I guess I can kind of relate it to those cheesy compatibility tests we have at school sometimes. How we get an actual percentage of how compatible we are with a girl. I mean sometimes I would imagine the watch having a list of girls that liked me. I used to chide myself for being so weird, but now I think I had the right idea back then.

I think building this watch would be easier than going out on a limb and asking a girl out. I can't believe how much I wish I had this watch, so I can evade all the torture of being unsure and not doing anything.





And I wished the watch would have a cool alarm tone.

-Lin


----------



## TimK (Mar 4, 2004)

Hi, Lin. It's an interesting concept.

I had to read it twice before I got any idea of what your point is. I believe the point is that you're afraid even to talk to a woman. If you were to do so, I think you'd find signals everywhere, plainly visible. (I remember the first time a made a girl blush by saying something nice to her. I didn't ask her out. I didn't even try to get her phone number. I was an idiot.) If you don't know how to talk to a woman, maybe you wish there was some user manual on the subject. (Try Dale Carnegie's classic _How to Win Friends and Influence People_.) These are just some ideas on how you could supplement the piece to make it clearer what the problem is.

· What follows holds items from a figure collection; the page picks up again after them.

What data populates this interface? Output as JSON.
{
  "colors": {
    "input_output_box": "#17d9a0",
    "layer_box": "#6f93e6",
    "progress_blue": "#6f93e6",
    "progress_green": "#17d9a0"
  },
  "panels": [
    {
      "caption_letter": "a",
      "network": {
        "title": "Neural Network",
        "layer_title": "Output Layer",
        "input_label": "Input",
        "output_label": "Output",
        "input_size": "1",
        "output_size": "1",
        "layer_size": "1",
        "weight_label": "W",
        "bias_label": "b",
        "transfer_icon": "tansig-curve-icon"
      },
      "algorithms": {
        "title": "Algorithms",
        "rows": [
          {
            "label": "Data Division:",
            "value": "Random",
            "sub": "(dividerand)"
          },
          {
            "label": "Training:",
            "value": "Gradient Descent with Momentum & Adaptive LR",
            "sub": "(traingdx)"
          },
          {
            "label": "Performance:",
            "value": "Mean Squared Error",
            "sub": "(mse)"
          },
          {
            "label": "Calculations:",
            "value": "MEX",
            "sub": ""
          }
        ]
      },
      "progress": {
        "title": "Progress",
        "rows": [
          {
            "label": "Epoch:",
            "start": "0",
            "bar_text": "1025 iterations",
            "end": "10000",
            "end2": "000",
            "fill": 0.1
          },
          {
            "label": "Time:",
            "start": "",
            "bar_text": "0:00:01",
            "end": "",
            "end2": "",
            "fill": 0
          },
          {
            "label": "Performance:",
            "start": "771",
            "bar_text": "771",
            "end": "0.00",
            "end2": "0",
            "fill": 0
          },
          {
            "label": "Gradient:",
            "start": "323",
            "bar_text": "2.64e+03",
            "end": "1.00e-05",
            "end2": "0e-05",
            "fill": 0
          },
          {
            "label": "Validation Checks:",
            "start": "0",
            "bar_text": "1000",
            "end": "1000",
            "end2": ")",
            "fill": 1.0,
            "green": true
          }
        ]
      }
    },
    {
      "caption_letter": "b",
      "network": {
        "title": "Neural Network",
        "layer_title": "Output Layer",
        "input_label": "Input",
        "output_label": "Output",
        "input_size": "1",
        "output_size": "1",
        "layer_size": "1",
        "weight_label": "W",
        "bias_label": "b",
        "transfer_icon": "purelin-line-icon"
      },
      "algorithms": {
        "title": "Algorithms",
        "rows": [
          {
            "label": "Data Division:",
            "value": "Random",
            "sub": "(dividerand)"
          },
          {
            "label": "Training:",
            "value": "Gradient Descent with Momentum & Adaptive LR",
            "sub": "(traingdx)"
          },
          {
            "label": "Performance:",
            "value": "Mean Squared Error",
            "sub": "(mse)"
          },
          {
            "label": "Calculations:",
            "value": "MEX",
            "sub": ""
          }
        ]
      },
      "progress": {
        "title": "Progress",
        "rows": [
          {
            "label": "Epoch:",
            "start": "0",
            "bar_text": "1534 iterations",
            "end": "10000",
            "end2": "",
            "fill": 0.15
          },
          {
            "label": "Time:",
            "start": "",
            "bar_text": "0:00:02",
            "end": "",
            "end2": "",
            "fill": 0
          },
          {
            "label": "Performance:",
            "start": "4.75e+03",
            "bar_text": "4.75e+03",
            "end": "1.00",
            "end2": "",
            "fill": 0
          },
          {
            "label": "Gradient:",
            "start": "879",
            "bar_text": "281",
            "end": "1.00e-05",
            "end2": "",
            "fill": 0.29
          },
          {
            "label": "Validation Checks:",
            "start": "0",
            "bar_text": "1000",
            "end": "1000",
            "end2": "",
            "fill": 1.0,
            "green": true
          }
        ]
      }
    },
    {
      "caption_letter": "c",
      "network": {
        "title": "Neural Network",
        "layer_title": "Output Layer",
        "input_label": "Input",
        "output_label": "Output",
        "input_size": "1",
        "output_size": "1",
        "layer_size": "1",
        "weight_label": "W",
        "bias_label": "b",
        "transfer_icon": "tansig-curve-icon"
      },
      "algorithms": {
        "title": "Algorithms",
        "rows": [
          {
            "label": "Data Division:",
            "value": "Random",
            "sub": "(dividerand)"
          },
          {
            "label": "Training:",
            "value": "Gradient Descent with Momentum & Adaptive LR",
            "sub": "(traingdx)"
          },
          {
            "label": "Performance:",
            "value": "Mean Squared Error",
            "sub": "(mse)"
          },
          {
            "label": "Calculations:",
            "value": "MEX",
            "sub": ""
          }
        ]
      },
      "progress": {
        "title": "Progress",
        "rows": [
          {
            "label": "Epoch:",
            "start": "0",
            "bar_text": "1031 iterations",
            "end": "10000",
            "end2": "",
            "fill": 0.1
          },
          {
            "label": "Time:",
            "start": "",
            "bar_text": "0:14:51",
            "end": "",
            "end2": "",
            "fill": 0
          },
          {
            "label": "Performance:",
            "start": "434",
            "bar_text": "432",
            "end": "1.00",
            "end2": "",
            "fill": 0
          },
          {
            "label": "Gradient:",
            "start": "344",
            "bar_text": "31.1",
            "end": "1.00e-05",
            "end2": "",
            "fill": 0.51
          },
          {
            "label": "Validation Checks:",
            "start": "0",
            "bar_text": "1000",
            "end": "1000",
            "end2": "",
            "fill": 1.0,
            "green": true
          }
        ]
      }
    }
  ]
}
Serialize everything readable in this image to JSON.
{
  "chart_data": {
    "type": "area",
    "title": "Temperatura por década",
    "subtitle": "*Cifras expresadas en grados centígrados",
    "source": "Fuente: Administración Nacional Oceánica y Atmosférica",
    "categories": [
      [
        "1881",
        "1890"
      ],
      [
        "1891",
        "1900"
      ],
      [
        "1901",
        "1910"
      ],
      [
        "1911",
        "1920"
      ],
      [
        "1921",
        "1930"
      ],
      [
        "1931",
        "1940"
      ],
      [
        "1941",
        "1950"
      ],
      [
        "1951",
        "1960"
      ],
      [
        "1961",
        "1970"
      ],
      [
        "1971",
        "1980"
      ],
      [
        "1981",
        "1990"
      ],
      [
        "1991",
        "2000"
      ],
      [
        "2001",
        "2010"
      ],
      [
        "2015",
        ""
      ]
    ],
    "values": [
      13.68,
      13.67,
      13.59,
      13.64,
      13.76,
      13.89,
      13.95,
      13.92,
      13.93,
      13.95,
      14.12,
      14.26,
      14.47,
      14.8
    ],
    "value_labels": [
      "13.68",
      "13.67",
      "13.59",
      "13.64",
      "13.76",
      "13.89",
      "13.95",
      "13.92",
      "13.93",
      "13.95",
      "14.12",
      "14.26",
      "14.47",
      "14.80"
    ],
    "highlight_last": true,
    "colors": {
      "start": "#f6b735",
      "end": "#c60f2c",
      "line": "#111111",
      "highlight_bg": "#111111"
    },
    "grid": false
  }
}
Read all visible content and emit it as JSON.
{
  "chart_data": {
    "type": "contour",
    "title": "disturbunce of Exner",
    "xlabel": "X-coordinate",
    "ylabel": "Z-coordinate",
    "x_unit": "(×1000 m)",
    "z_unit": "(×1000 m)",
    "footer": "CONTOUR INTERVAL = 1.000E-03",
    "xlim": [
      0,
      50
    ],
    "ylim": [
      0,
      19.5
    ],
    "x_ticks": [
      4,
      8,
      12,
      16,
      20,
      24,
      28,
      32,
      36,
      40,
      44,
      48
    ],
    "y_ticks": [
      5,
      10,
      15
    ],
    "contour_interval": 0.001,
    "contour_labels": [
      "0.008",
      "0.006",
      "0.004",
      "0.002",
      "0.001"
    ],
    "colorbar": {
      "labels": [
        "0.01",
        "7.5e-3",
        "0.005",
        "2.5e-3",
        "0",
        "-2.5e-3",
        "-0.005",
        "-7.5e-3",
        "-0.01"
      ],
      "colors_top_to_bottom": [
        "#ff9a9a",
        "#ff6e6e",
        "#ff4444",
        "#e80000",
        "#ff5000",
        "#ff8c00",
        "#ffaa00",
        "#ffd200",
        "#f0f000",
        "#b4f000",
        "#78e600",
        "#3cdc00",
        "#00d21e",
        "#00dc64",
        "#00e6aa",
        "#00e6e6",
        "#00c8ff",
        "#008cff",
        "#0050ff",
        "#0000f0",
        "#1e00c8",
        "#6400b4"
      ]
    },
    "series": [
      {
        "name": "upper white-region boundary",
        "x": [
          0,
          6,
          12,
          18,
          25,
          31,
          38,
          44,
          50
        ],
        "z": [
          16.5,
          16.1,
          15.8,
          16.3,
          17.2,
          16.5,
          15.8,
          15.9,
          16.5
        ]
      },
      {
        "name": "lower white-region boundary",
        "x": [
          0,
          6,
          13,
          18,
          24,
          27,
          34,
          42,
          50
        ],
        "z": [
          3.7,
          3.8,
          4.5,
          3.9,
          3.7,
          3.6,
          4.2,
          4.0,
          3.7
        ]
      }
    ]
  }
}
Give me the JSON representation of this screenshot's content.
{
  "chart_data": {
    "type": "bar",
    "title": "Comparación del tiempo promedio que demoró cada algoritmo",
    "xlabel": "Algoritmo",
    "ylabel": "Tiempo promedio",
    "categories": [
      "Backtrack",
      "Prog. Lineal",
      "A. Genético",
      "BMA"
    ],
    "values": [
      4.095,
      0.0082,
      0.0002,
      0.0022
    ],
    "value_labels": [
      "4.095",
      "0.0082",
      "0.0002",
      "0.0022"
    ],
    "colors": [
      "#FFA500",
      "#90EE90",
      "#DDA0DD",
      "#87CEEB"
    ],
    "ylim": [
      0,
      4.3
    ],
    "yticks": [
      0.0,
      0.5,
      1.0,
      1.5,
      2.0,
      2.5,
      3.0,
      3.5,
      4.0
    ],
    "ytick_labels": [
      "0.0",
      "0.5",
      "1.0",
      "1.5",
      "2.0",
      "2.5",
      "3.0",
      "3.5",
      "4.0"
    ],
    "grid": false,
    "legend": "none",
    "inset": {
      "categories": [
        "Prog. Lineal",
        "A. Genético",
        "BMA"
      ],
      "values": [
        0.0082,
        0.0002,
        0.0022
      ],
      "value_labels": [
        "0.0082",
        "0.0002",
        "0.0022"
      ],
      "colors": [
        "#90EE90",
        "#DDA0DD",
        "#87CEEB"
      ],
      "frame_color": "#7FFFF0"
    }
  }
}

I like the first line. (Even though I don't agree that you're weird.  ) It's a great first line.

'Ever since I was little (old enough)...' Maybe instead: _since I was an adolescent_? Or _a teen_?

I also felt let down that you didn't come up at least with a plan to overcome the obstacle you face. Even if you gave up on the plan, accepting failure and misery, that would be something, some resolution to the conflict you've set up.

-TimK


----------